Humanos evoluindo de animais? Universo criado a partir de uma explosão? Seres extraterrestres? Ora, o que são todas essas hipóteses perto do heliocentrismo copernicano ou do pergaminho adejante tomista? Se um inquisidor não se furtou a conciliar a hipótese de Galileu com a autoridade das Escrituras e se um frade medieval postulou a incolumidade do Catolicismo mesmo diante de um velino que cobrisse todo o céu, por que não haveríamos nós de também envidar esforços para mostrar a compatibilidade da Fé Católica com as hipóteses — por extravagantes que sejam! — aventadas por nossos contemporâneos?

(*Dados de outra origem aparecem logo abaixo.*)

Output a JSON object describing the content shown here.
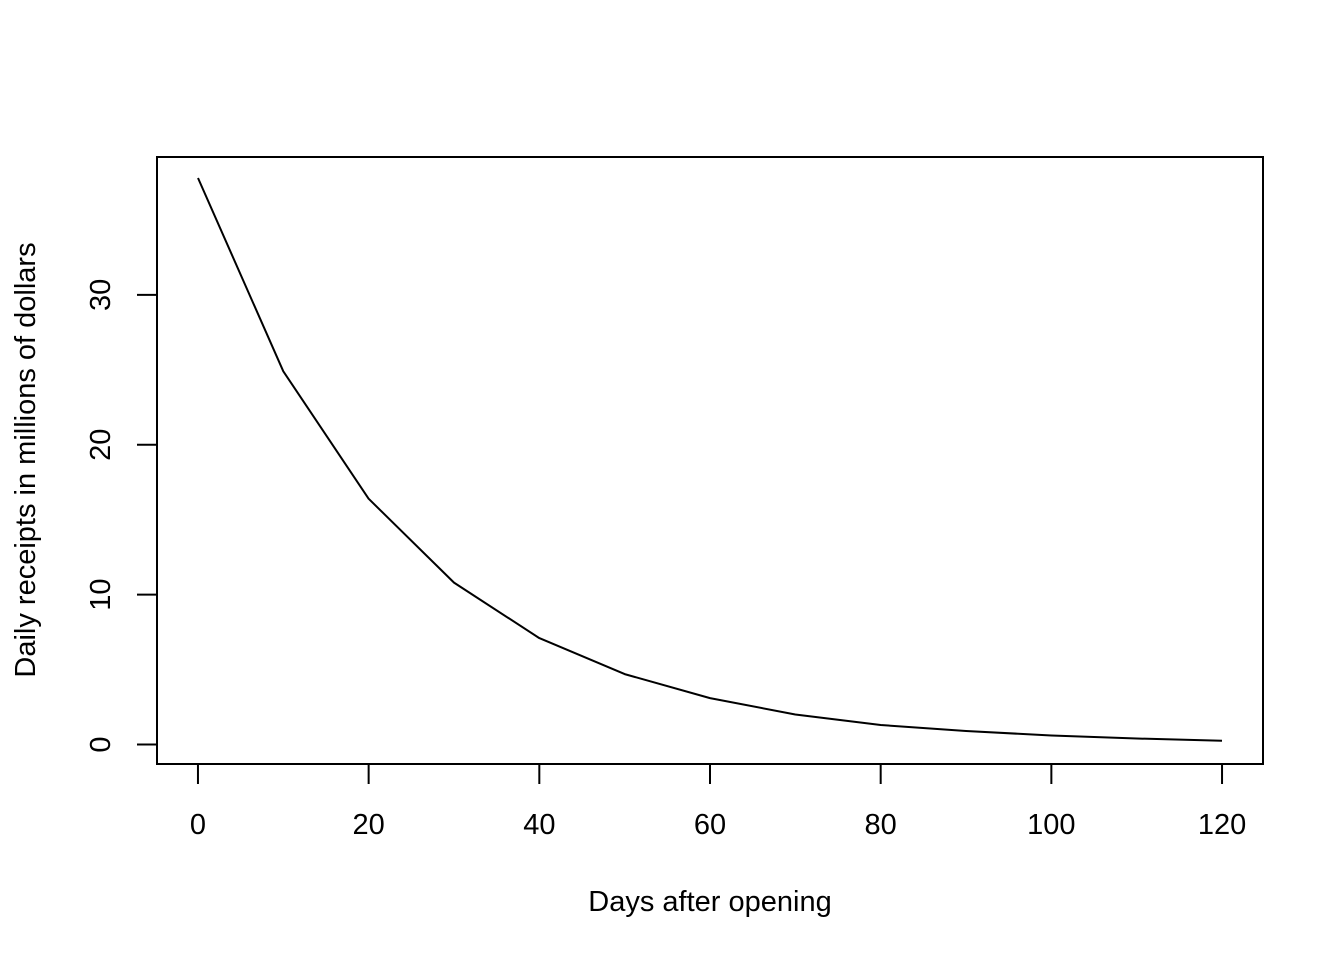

A Igreja, em regra, não pode fazer afirmações sobre o mundo natural dotadas de um maior grau de certeza do que aquele alcançável pela razão humana. A autoridade d’Ela é espiritual. O que a Igreja pode — e o que todos os católicos podemos — é compatibilizar os dados da razão (não apenas os reais como também os meramente possíveis) com os da Fé. É nesta clave que devem ser enquadradas todas as questões referentes às interações entre religião e ciência que, hoje, são alardeadas com uma beligerância totalmente descabida — e que arrastam tantos à apostasia desnecessariamente.

Em tempo: o Big Bang jamais foi incompatível com o Cristianismo. Afinal de contas, quem primeiro concebeu a sua hipótese foi, precisamente, um padre católico.

E ainda, desde Pio XI Pio XII que «o magistério da Igreja não proíbe que nas investigações e disputas entre homens doutos de ambos os campos se trate da doutrina do evolucionismo, que busca a origem do corpo humano em matéria viva preexistente» (Humani Generis, 37).